The disposition of our squadrons has been such, as was doubtless dictated by the most acute sagacity, and the most enlightened experience. The squadron which was appointed to guard our coasts has been ridiculed as an useless expense; and its frequent excursions and returns, without any memorable attempt, have given occasion to endless raillery, and incessant exclamations of wonder and contempt. But it is to be considered, my lords, that the enemies of this nation, either secret or declared, had powerful squadrons in many ports of the Mediterranean, which, had they known that our coasts were without defence, might have issued out on a sudden, and have appeared unexpectedly in our Channel, from whence they might have laid our towns in ruin, entered our docks, burnt up all our preparations for future expeditions, carried into slavery the inhabitants of our villages, and left the maritime provinces of this kingdom in a state of general desolation.
Out of this squadron, however necessary, there was yet a reinforcement of five ships ordered to assist Haddock, that he might be enabled to oppose the designs of the Spaniards, though assisted by their French confederates, whom it is known that he was so far from favouring, that he was stationed before Barcelona to block them up. Why he departed from that port, and upon what motives of policy, or maxims of war, he suffered the Spaniards to prosecute their scheme, he only is able to inform us.
That the Spaniards have not at least been spared by design, is evident from their sufferings in this war, which have been much greater than ours. Many of our ships have, indeed, been snatched up by the rapacity of private adventurers, whom the ardour of interest had made vigilant, and whose celerity of pursuit as well as flight, enables them to take the advantage of the situation of their own ports, and those of their friends. But as none of our ships have been denied convoys, I know not how the loss of them can be imputed to the ministry; and if any of those who sailed under the protection of ships of war have been lost, the commanders may be required to vindicate themselves from the charge of negligence or treachery.
But this inquiry, my lords, must be, in my opinion, reserved for another day, when it may become the immediate subject of our consultations, with which it has at present no coherence, or to which, at least, it is very remotely related. For I am not able, upon the most impartial and the most attentive consideration of the address now proposed to your lordships, to perceive any necessity of a previous inquiry into the conduct of the war, the transaction of our negotiations, or the state of the kingdom, in order to our compliance with this motion, by which we shall be far from sheltering any crime from punishment, or any doubtful conduct from inquiry; shall be far from obstructing the course of national justice, or approving what we do not understand.

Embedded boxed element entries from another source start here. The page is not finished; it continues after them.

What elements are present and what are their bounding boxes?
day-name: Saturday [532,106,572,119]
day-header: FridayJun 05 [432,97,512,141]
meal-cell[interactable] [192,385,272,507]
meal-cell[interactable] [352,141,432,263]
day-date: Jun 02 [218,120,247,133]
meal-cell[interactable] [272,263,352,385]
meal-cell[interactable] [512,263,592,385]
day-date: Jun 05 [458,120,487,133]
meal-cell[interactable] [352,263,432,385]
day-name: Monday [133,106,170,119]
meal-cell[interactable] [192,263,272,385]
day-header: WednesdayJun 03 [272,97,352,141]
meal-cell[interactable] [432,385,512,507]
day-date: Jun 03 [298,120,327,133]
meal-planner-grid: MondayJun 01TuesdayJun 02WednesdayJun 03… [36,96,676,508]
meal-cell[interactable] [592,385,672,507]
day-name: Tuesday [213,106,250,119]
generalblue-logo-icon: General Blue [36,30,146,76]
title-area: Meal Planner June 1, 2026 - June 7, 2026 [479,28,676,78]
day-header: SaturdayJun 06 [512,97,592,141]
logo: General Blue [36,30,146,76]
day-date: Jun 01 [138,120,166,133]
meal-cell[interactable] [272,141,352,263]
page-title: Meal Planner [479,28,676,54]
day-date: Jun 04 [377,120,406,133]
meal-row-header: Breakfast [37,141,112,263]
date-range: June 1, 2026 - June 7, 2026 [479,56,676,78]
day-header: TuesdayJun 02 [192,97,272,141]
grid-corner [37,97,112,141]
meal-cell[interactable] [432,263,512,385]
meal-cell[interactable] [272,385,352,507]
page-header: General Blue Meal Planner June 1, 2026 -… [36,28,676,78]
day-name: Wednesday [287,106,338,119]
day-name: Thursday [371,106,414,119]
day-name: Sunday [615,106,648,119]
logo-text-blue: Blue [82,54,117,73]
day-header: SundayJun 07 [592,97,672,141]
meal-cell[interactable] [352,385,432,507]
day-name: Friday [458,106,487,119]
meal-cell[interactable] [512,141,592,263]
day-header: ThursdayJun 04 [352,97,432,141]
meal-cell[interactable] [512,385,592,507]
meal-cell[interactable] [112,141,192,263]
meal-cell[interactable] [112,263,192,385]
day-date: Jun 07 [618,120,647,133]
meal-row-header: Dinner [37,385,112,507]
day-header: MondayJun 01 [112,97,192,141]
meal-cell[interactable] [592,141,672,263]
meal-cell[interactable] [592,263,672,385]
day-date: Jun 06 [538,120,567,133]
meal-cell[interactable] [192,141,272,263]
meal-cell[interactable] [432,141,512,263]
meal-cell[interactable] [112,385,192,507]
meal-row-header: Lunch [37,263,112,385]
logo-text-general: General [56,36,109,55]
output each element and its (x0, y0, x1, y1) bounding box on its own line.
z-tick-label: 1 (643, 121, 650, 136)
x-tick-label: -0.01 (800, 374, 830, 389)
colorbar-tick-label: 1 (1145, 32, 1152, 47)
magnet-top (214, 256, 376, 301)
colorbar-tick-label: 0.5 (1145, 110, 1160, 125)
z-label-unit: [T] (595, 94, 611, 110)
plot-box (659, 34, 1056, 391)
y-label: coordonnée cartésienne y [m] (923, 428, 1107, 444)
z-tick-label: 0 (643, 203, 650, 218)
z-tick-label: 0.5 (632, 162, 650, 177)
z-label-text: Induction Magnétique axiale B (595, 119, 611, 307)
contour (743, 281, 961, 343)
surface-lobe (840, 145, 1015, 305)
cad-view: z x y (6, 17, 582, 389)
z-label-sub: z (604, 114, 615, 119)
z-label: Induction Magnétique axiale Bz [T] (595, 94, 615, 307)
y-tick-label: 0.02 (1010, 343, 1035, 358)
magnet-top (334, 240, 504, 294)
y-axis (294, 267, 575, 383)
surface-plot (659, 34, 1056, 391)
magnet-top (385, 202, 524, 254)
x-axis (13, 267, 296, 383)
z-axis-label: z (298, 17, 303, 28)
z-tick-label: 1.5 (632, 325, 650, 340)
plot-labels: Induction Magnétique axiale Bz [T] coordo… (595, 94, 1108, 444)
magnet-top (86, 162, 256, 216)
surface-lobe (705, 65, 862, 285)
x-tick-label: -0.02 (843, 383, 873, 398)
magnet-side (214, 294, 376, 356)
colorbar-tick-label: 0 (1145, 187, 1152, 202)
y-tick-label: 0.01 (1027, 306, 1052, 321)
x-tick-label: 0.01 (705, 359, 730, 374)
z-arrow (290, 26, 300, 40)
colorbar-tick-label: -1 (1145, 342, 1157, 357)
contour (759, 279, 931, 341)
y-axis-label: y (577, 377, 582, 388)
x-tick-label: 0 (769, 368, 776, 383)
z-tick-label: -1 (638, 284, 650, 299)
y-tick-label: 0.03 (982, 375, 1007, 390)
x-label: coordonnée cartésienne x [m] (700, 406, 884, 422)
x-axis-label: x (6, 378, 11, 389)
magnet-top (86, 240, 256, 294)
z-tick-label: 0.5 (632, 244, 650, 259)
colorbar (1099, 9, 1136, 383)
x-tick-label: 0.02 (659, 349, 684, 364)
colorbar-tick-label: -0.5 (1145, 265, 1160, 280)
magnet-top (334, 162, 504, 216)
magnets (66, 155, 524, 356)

The chief tendency of his majesty’s speech is to ask our advice on this extraordinary conjuncture of affairs; a conduct undoubtedly worthy of a British monarch, and which we ought not to requite with disrespect; but what less can be inferred from an alteration of our established forms of address, by an omission of any part of the speech? For what will be imagined by his majesty, by the nation, and by the whole world, but that we did not approve what we did not answer?